Come rispondono a questo timore i progettisti e i responsabili della società Stretto di Messina Spa?

La loro risposta è netta: “È un rischio che non vogliamo neanche immaginare“.

Essi assicurano che, a differenza di molti altri grandi progetti italiani del passato (spesso partiti senza una copertura finanziaria completa o con stime di costo irrealistiche), per il Ponte sullo Stretto esiste già la copertura dell’intero fabbisogno finanziario necessario per la sua completa realizzazione.

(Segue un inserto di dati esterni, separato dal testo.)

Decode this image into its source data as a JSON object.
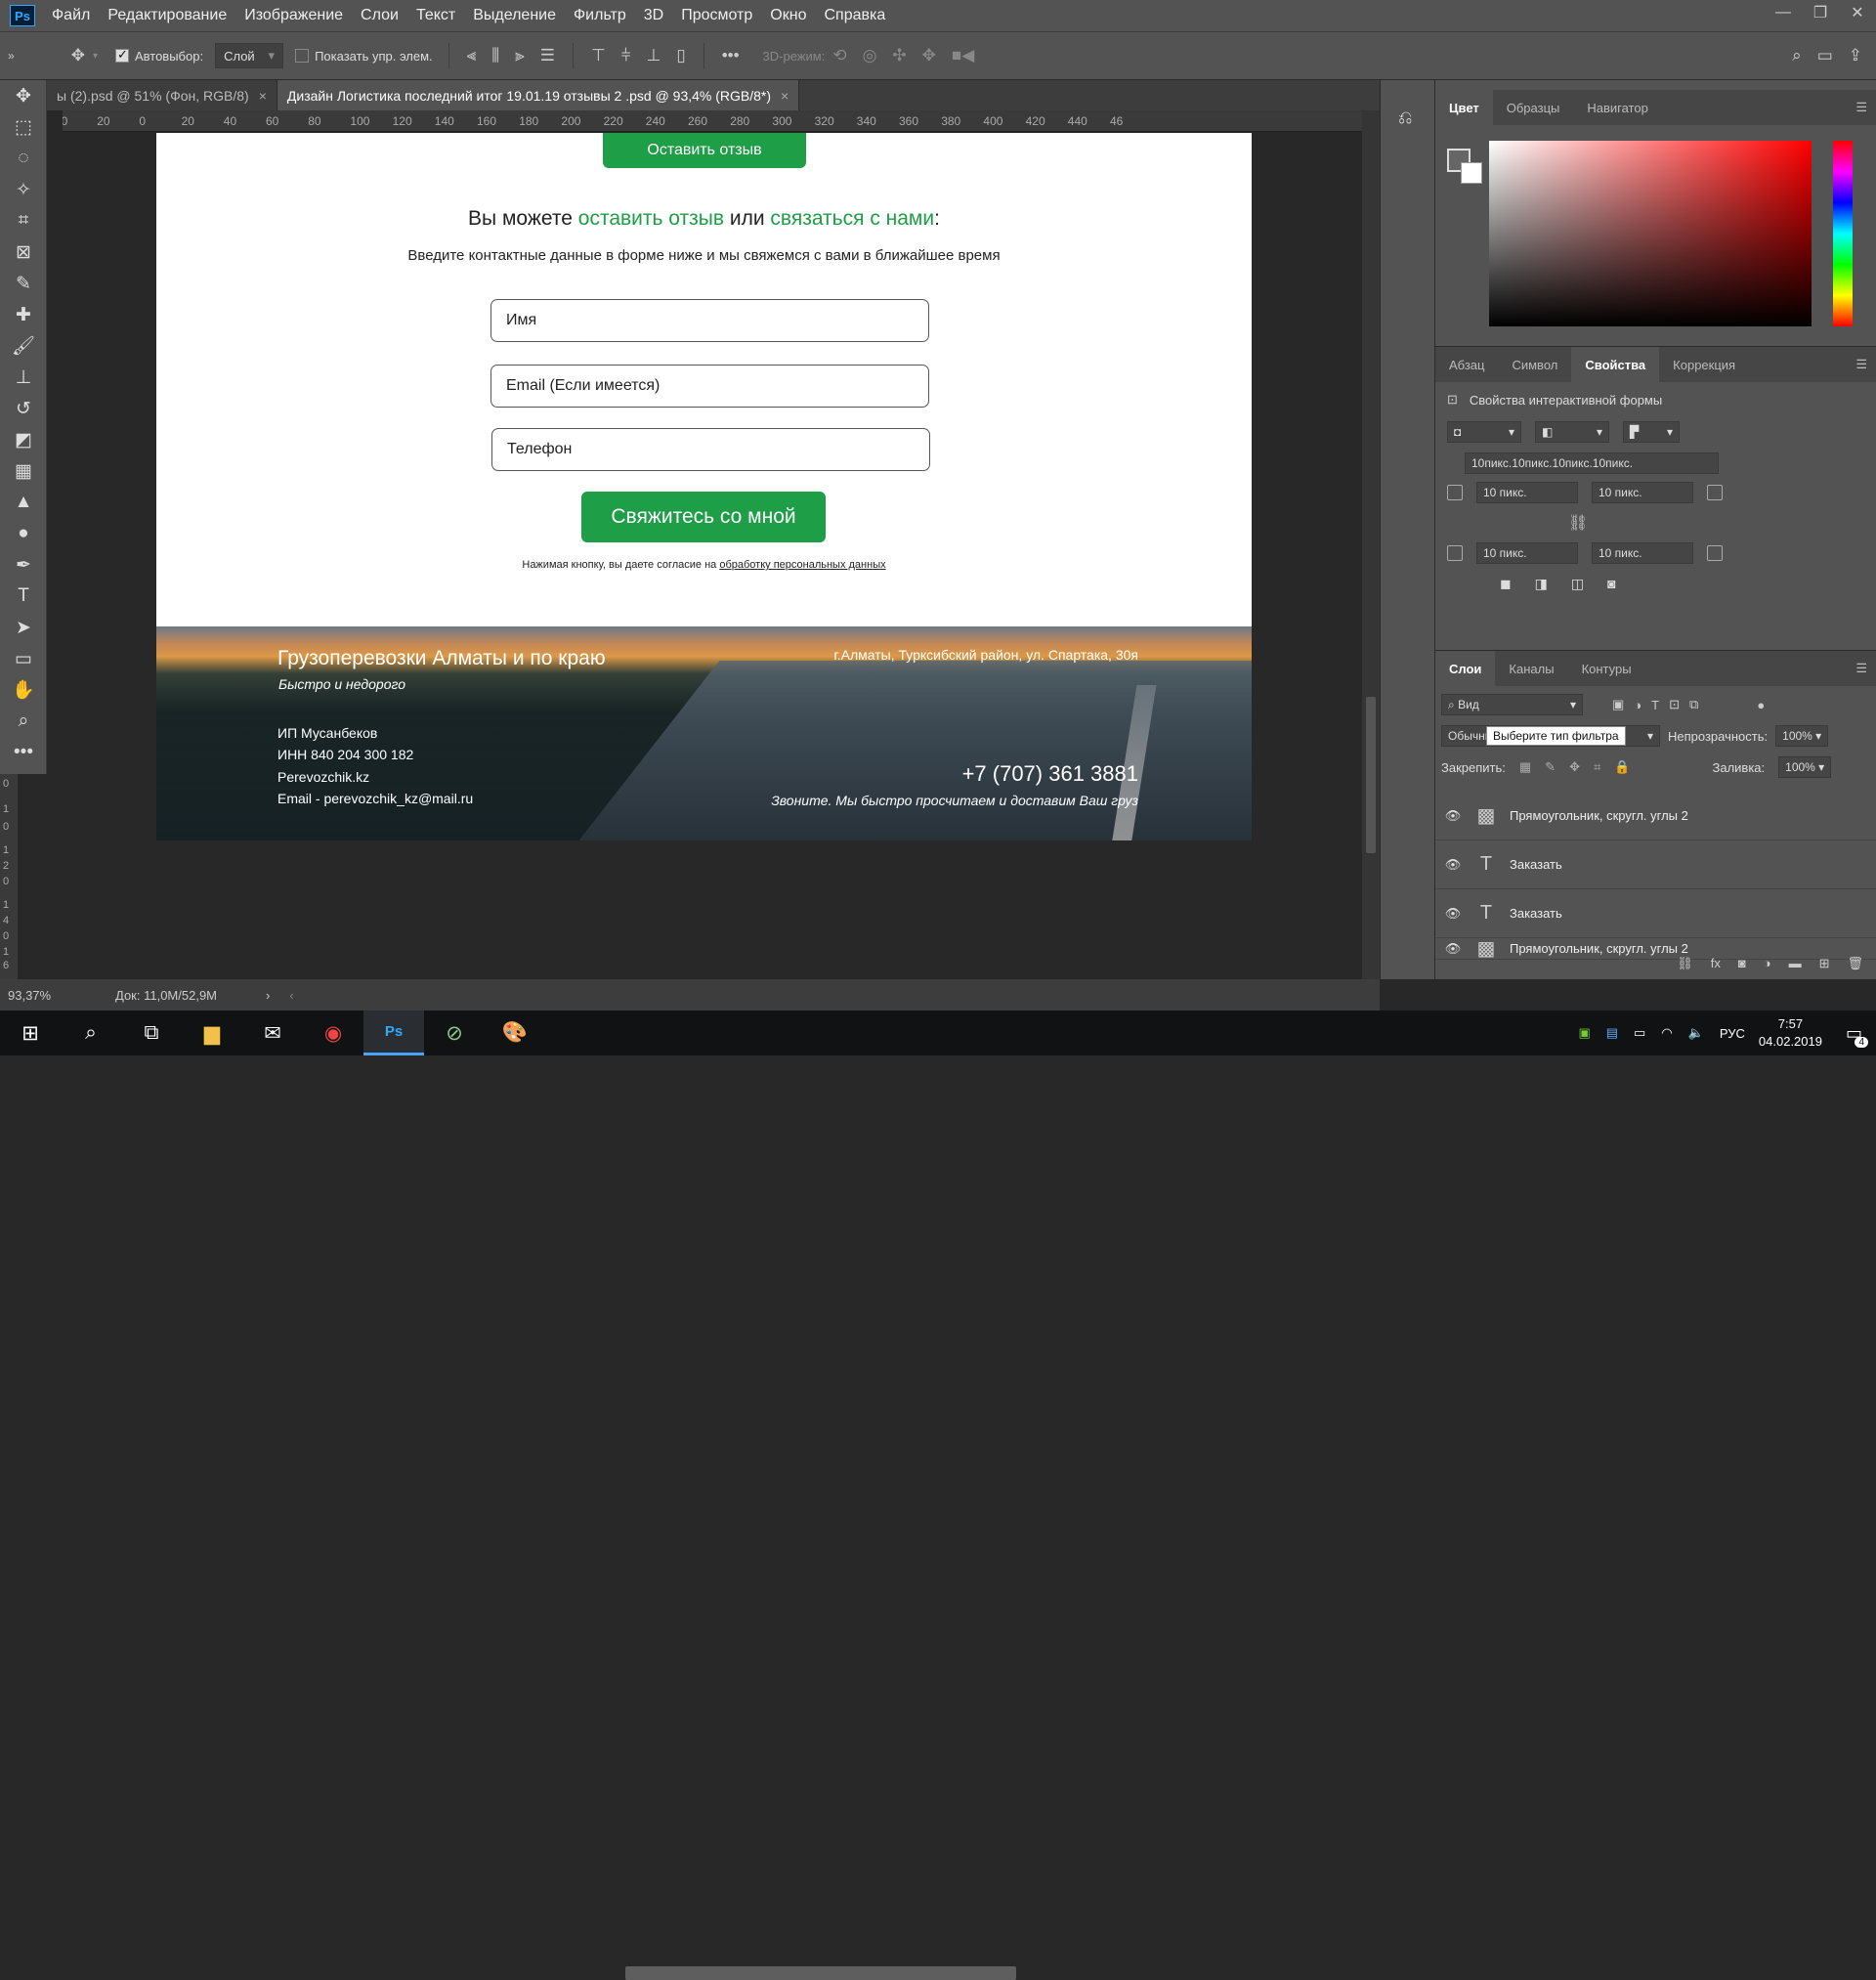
{
  "app": {
    "logo": "Ps"
  },
  "menu": [
    "Файл",
    "Редактирование",
    "Изображение",
    "Слои",
    "Текст",
    "Выделение",
    "Фильтр",
    "3D",
    "Просмотр",
    "Окно",
    "Справка"
  ],
  "window_controls": [
    "—",
    "❐",
    "✕"
  ],
  "options": {
    "autoselect_label": "Автовыбор:",
    "layer_select": "Слой",
    "show_transform_label": "Показать упр. элем.",
    "mode3d_label": "3D-режим:"
  },
  "tabs": [
    {
      "label": "ы (2).psd @ 51% (Фон, RGB/8)",
      "close": "×"
    },
    {
      "label": "Дизайн Логистика последний итог 19.01.19 отзывы 2  .psd @ 93,4% (RGB/8*)",
      "close": "×"
    }
  ],
  "ruler_ticks": [
    "40",
    "20",
    "0",
    "20",
    "40",
    "60",
    "80",
    "100",
    "120",
    "140",
    "160",
    "180",
    "200",
    "220",
    "240",
    "260",
    "280",
    "300",
    "320",
    "340",
    "360",
    "380",
    "400",
    "420",
    "440",
    "46"
  ],
  "ruler_left": [
    "0",
    "1",
    "0",
    "1",
    "2",
    "0",
    "1",
    "4",
    "0",
    "1",
    "6",
    "0"
  ],
  "doc": {
    "top_button": "Оставить отзыв",
    "headline_a": "Вы можете ",
    "headline_b": "оставить отзыв",
    "headline_c": " или ",
    "headline_d": "связаться с нами",
    "headline_e": ":",
    "subline": "Введите контактные данные в форме ниже и мы свяжемся с вами в ближайшее время",
    "field_name": "Имя",
    "field_email": "Email (Если имеется)",
    "field_phone": "Телефон",
    "submit": "Свяжитесь со мной",
    "consent_a": "Нажимая кнопку, вы даете согласие на ",
    "consent_link": "обработку персональных данных",
    "footer": {
      "title": "Грузоперевозки Алматы и по краю",
      "tagline": "Быстро и недорого",
      "address": "г.Алматы, Турксибский район, ул. Спартака, 30я",
      "company": "ИП Мусанбеков",
      "inn": "ИНН 840 204 300 182",
      "site": "Perevozchik.kz",
      "email": "Email - perevozchik_kz@mail.ru",
      "phone": "+7 (707) 361 3881",
      "phone_note": "Звоните. Мы быстро просчитаем и доставим Ваш груз"
    }
  },
  "panels": {
    "color_tabs": [
      "Цвет",
      "Образцы",
      "Навигатор"
    ],
    "props_tabs": [
      "Абзац",
      "Символ",
      "Свойства",
      "Коррекция"
    ],
    "props_title": "Свойства интерактивной формы",
    "radius_all": "10пикс.10пикс.10пикс.10пикс.",
    "r1": "10 пикс.",
    "r2": "10 пикс.",
    "r3": "10 пикс.",
    "r4": "10 пикс.",
    "layers_tabs": [
      "Слои",
      "Каналы",
      "Контуры"
    ],
    "filter_kind": "Вид",
    "tooltip": "Выберите тип фильтра",
    "blend_mode": "Обычные",
    "opacity_label": "Непрозрачность:",
    "opacity": "100%",
    "lock_label": "Закрепить:",
    "fill_label": "Заливка:",
    "fill": "100%",
    "layers": [
      {
        "name": "Прямоугольник, скругл. углы 2",
        "kind": "shape"
      },
      {
        "name": "Заказать",
        "kind": "text"
      },
      {
        "name": "Заказать",
        "kind": "text"
      },
      {
        "name": "Прямоугольник, скругл. углы 2",
        "kind": "shape"
      }
    ]
  },
  "status": {
    "zoom": "93,37%",
    "doc": "Док: 11,0M/52,9M"
  },
  "taskbar": {
    "lang": "РУС",
    "time": "7:57",
    "date": "04.02.2019",
    "notif": "4"
  }
}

Si parla di una cifra imponente: dodici miliardi di euro. Questi fondi, secondo quanto affermato, sarebbero stati già stanziati e garantiti dalla Legge Finanziaria (Legge di Bilancio) del 2023.

Un ulteriore elemento di garanzia, sempre secondo i proponenti, risiede nel fatto che, nel momento in cui il Cipess (il Comitato Interministeriale per la Programmazione Economica e lo Sviluppo Sostenibile), dopo aver completato l’iter della Valutazione di Impatto Ambientale (VIA) e aver ricevuto tutti i pareri necessari, dovesse approvare il progetto definitivo del Ponte, contestualmente a tale approvazione progettuale verrebbe approvato anche il piano finanziario dettagliato per l’intero fabbisogno dell’opera. Questo dovrebbe, in teoria, assicurare la disponibilità continua dei fondi necessari per tutte le fasi di realizzazione, fino al completamento.